Hierarchical Structures for Economic Repetitive Control

Abstract

For many emerging repetitive control applications such as wind and marine energy generation systems, gait-cycle following in legged locomotion, remote sensing, surveillance, and reconnaissance, the primary objective for repetitive control (RC) is optimization of a cycle cost such as the lap-averaged power generated and metabolic cost of locomotion, as opposed to the classical requirement of tracking a known reference trajectory by the system output. For this newer class of applications, only a range of reference trajectories suitable for cyclic operation is known a priori, the range potentially encapsulating various operational constraints, and as part of repetitive control, it is desired that over a number of operation cycles, the cycle cost, or the economic metric, is optimized.

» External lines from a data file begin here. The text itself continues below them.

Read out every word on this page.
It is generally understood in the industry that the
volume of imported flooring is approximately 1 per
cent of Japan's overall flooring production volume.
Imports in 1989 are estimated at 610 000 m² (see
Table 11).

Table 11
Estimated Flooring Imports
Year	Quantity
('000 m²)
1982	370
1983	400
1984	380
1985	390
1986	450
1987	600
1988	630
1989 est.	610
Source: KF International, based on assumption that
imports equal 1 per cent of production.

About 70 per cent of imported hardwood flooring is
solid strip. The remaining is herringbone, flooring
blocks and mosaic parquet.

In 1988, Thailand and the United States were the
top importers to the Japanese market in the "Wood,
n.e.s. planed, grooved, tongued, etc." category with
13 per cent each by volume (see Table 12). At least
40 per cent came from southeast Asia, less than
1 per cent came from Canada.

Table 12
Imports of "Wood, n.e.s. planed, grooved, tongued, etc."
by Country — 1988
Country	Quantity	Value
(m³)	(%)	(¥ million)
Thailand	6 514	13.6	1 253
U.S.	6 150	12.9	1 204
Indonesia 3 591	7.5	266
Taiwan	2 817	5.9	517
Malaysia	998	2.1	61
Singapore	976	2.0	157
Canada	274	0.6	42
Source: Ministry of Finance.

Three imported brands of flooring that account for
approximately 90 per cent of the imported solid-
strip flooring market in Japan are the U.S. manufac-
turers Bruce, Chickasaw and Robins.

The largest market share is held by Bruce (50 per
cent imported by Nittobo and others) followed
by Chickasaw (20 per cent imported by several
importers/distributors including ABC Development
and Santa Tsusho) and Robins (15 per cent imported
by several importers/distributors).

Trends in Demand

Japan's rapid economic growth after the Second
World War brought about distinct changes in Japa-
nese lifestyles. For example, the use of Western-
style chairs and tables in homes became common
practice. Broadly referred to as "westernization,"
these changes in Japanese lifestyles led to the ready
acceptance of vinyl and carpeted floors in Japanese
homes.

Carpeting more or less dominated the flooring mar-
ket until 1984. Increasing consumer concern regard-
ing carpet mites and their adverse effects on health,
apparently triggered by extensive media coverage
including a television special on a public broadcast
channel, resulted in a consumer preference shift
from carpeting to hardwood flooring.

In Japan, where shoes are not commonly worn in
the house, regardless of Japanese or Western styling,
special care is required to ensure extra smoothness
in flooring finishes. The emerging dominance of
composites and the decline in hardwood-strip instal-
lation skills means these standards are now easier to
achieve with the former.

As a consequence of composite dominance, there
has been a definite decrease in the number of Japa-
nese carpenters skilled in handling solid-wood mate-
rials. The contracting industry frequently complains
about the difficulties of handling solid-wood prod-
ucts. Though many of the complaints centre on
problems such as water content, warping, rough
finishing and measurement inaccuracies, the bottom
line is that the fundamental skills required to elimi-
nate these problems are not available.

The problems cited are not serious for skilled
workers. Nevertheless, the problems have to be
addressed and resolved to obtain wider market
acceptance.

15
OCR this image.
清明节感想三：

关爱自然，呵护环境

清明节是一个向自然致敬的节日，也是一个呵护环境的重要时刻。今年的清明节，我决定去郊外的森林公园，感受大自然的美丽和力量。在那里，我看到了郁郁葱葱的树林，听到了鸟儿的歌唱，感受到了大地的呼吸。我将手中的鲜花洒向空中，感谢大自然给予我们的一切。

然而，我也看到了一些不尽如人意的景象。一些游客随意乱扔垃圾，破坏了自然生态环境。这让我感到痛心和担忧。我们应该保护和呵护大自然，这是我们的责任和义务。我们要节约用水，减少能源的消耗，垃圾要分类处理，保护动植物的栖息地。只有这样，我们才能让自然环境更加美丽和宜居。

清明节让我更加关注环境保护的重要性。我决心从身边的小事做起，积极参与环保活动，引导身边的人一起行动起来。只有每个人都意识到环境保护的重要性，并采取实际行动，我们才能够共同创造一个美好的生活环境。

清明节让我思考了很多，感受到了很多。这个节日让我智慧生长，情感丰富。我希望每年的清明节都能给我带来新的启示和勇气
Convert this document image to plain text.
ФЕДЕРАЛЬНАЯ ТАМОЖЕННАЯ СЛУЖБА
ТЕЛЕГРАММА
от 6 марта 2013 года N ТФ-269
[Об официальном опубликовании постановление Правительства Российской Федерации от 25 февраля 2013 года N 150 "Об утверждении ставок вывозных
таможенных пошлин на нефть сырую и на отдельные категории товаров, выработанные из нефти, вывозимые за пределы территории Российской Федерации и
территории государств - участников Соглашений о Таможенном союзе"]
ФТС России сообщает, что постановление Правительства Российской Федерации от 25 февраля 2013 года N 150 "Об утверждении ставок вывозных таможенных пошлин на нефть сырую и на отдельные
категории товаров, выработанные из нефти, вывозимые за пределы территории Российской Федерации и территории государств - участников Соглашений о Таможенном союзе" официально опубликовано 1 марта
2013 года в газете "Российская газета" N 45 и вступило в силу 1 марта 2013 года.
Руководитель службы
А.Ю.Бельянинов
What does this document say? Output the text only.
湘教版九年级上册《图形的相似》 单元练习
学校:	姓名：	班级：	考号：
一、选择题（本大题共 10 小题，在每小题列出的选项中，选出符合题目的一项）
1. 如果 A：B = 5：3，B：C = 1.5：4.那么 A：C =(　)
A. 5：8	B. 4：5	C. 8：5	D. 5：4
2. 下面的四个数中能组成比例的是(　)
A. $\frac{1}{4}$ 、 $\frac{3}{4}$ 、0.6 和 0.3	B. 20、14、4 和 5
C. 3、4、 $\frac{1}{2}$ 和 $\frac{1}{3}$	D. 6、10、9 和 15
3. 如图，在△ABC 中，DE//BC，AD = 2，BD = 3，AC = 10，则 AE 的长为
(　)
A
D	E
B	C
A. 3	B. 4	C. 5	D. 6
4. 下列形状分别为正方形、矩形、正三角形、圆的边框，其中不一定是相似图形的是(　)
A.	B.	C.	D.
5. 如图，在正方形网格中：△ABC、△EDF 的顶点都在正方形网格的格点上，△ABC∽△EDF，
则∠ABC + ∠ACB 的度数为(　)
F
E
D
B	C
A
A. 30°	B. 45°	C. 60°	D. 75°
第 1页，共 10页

With this underlying motivation, a hierarchical solution is presented, wherein the inner loop includes a classical repetitive controller that tracks a reference trajectory of known period, and the outer loop iteratively learns the desired reference trajectory using a combination of the system and cost function models and the measured cycle cost. This approach results in optimum steady-state cyclic operation. A steepest descent type algorithm is used in the outer loop, and via Lyapunov-like arguments, the existence of tuning parameters resulting in robust and optimal steady-state cyclic operation is discussed. Appropriate guidelines for parameter tuning are presented, and the proposed method is numerically validated using an example of an inverted pendulum.